Note For some APIs, you may encounter the term app or application, which refers to a software or phone app. This is because many developers signing up for credentials will use the API to create third-party apps. In our case, we’re using the API to gather data, but we still need to sign up the same way as an app developer.
This should create a generic API key for you. The default name for your key is “API key,” but you can rename it by double-clicking the key name. I named mine data gathering credentials.
Once you have the key, navigate to the Library page. Google offers a variety of APIs, so you’ll need to enable access to the specific API you want. To do this, navigate to YouTube Data API v3 and click Enable. Now you’re ready to access YouTube through your API key!

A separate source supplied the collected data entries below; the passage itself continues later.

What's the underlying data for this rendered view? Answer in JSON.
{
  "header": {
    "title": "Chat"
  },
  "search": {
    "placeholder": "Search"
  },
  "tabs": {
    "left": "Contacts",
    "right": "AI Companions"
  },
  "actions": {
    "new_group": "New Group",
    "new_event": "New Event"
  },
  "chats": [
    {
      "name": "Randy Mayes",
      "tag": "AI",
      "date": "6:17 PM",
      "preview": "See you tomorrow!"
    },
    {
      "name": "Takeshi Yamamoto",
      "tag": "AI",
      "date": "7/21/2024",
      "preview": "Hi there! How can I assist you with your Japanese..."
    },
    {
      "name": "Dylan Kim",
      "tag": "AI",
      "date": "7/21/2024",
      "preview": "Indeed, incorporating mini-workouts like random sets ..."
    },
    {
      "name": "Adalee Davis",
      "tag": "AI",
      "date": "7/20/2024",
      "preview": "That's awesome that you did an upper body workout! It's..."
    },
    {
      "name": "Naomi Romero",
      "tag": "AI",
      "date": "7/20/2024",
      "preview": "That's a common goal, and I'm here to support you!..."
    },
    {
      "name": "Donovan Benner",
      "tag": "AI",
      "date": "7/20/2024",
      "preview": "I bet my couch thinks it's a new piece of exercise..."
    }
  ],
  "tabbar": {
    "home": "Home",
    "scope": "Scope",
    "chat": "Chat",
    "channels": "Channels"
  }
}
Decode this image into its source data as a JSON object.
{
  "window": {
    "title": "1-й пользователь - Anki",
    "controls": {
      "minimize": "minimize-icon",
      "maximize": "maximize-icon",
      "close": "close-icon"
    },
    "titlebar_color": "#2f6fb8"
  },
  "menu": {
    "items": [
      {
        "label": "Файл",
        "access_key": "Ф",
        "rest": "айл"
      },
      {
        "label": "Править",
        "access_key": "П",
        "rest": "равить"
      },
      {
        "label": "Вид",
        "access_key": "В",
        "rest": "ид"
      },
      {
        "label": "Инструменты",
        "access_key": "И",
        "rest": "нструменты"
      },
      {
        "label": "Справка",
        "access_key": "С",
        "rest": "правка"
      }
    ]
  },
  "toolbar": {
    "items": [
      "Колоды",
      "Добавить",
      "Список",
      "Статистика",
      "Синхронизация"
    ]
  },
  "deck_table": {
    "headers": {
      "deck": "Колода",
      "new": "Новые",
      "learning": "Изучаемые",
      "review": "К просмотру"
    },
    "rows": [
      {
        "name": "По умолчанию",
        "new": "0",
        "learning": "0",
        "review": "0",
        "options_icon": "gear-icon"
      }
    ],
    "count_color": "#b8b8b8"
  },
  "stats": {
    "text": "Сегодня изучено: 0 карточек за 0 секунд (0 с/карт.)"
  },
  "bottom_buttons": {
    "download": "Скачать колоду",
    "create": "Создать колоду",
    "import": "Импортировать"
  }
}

The key is connected to your Google account and acts much like a username and password that will allow you to access the Google API. Thus, you should treat this information with the same care and caution you would treat any other username and password. In the past, developers who write and publish scripts to code-sharing platforms like GitHub have accidentally published their credentials online. If you make the same mistake, it can have serious consequences. For instance, someone may abuse your credentials, and that may bar you from accessing services in the future.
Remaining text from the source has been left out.